Structure-Based Hybridization, Microwave Prompted Synthesis and Biological Evaluation of Novel 4-(2-Fluoro-4-Nitrophenyl)morpholine Derivatives

1,3,4-oxadiazole-2-thiole 6 was obtained from 4-(2-fluoro-4-nitrophenyl)morpholine (2) by the reduction of its nitro group and the sequential treatment of the resulting amine with ethyl bromoacetate, hydrazine hydrate, and carbon disulfide. The treatment of hydrazide 5 with isothiocyanates produced the corresponding carbothioamides 10a,b. The synthesis of triazoles 11a,b was achieved by intramolecular cyclisation of carbothioamides 10 in basic media. On the other hand, the cyclocondensation of the same carbothioamides with ethyl bromoacetate generated the corresponding 1,3- thiazolidinones 12a,b.

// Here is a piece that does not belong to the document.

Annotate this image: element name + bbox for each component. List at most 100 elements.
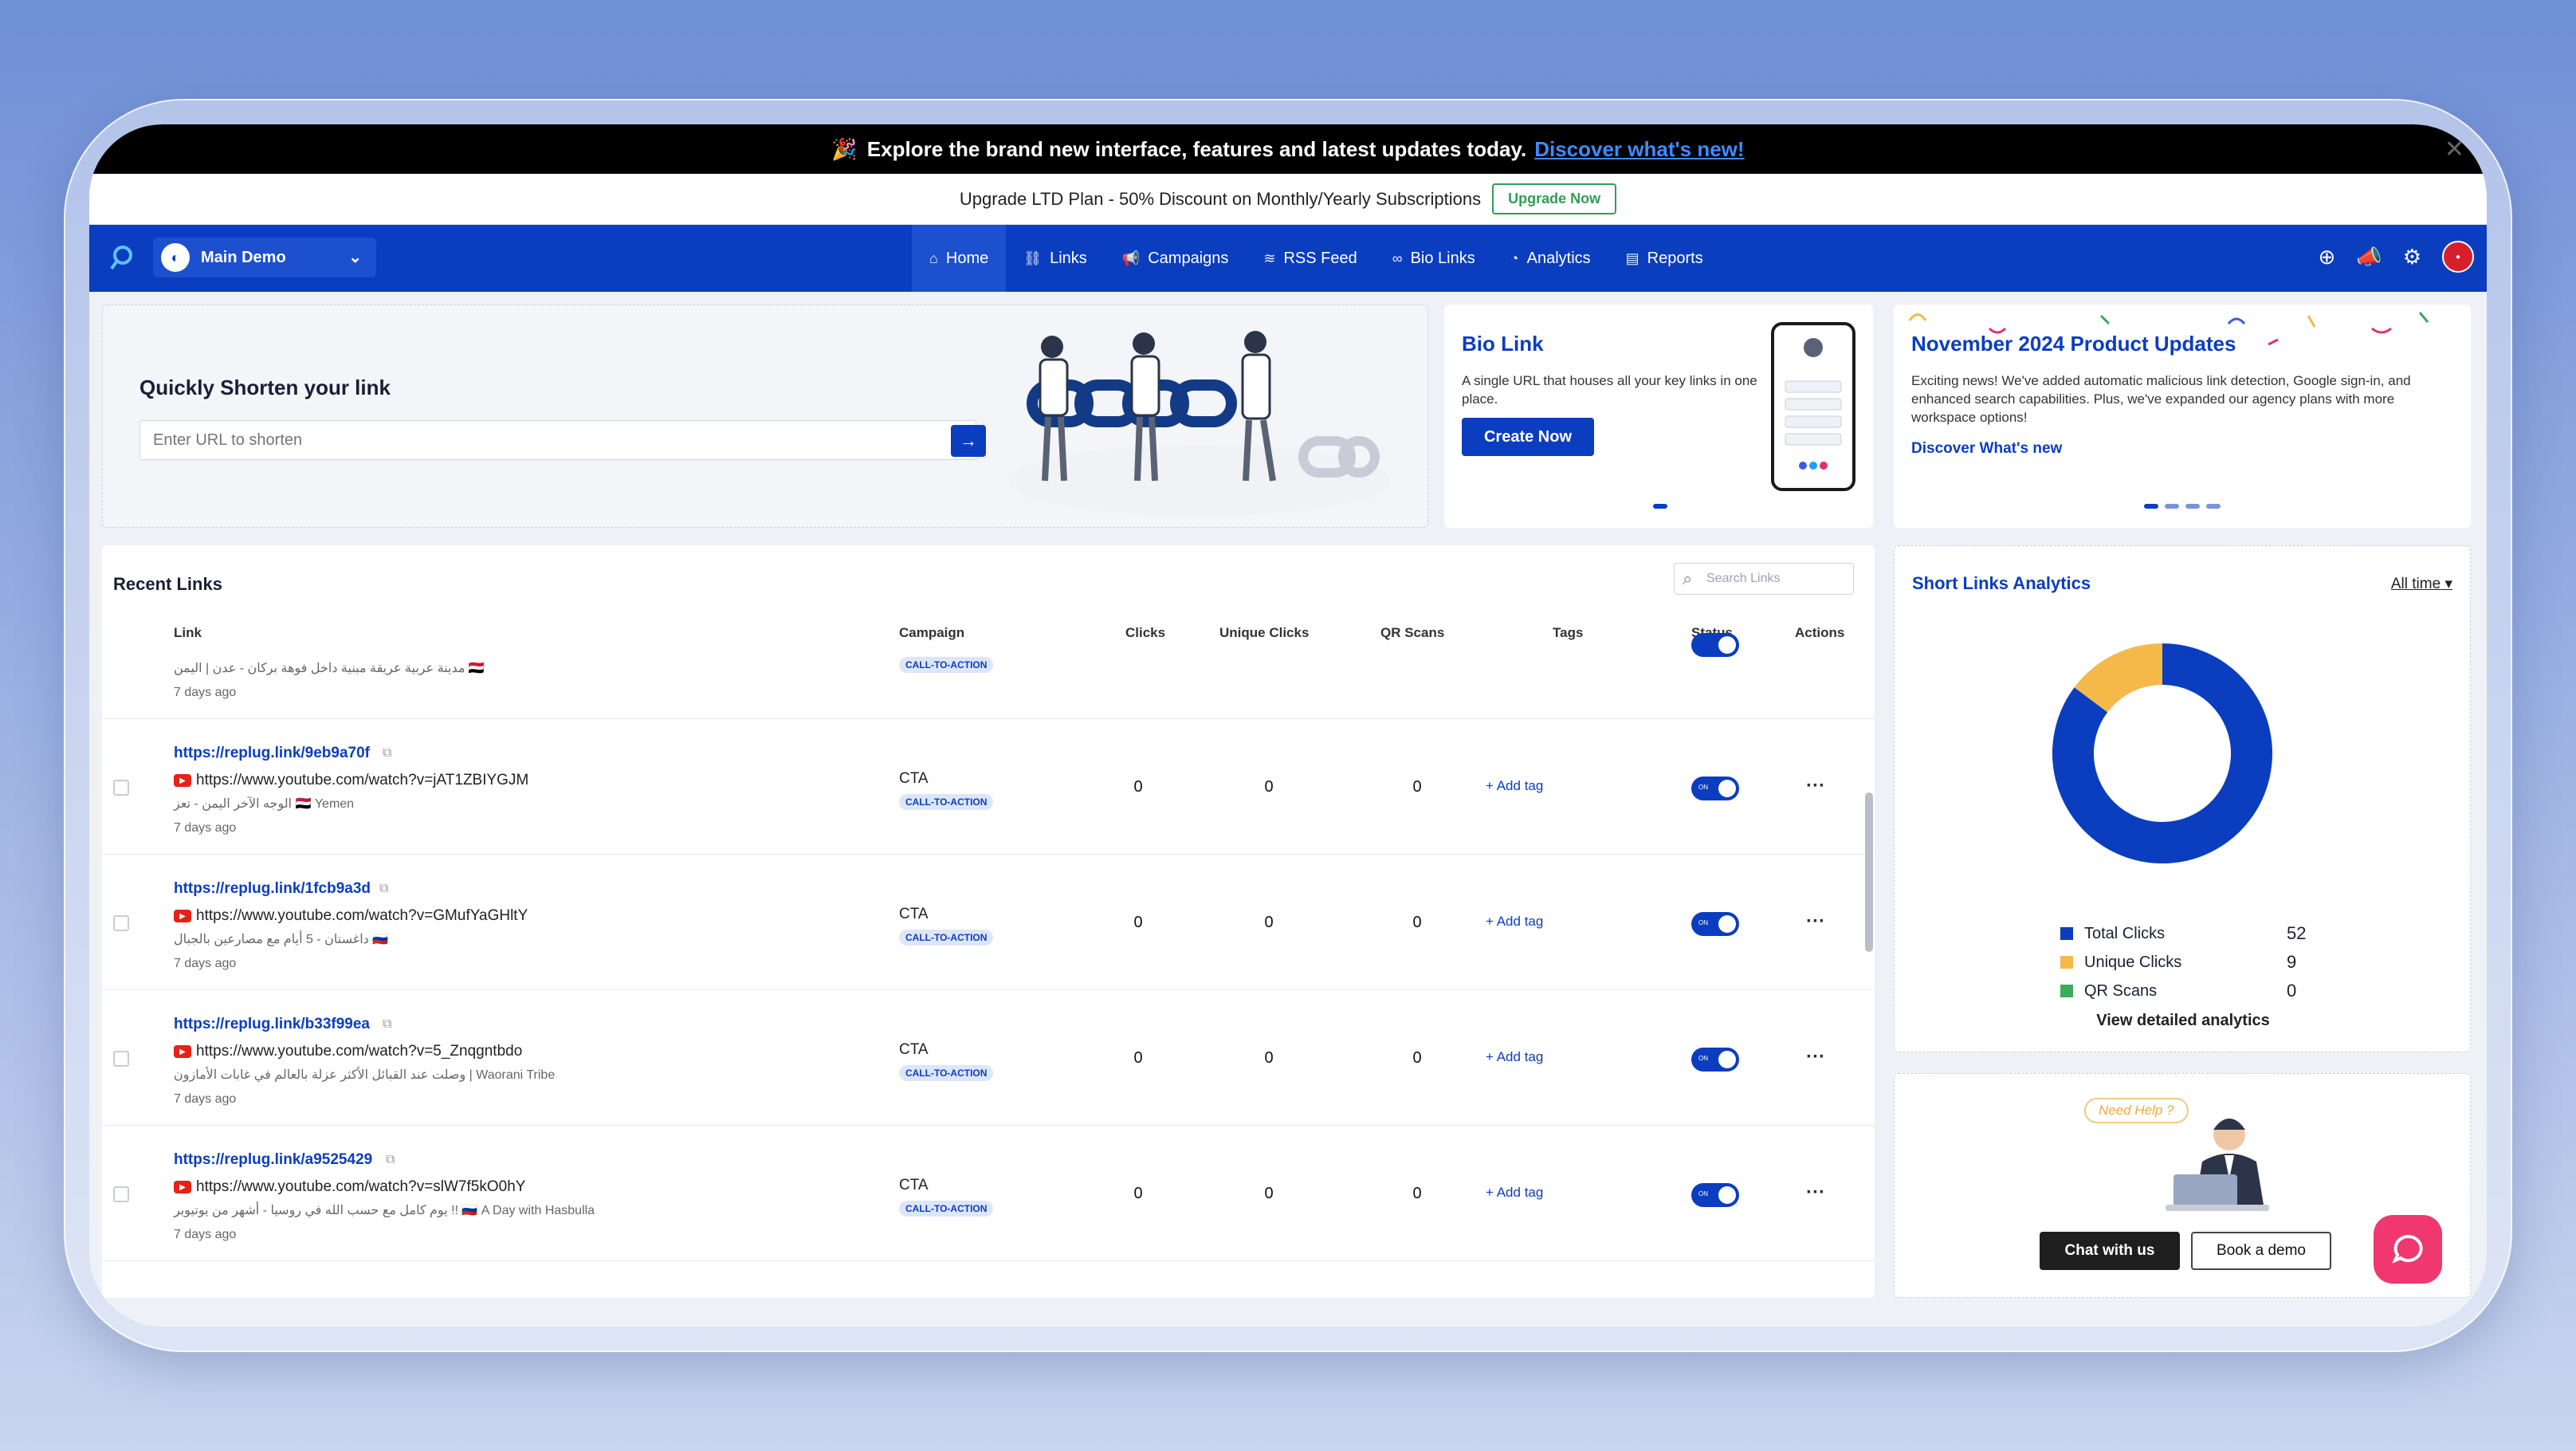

The synthesis of the fluoroquinolone or β-lactam hybrids 16-18 was carried out by the reaction of compounds 6, 11 and 12 with the corresponding amines in the presence of formaldehyde. The sequential treatment of triazoles 11a,b with 2-halo-1-(halophenyl)ethenones, NaBH4 and substituted benzylhalides afforded conazole analogues 15a-f. The one-pot four-component synthesis of arylidene rhodanine derivatives 19a-d was achieved under conventional or microwave irradiation conditions. Molecular docking calculations were performed in order to predict binding affinities and noncovalent interactions between enzyme-inhibitor complexes at the molecular level. Docking results were in good agreement with the experimental findings on α-glucosidase and urease inhibitory effects of the compounds. Higher binding affinity values and much more interactions were observed for active compounds in contrary to inactive ones. The synthesized compounds were screened for their antimicrobial and enzyme inhibition activities, and nine of them containing a fluoroquinolone unit exhibited excellent antimicrobial activity on the test microorganisms.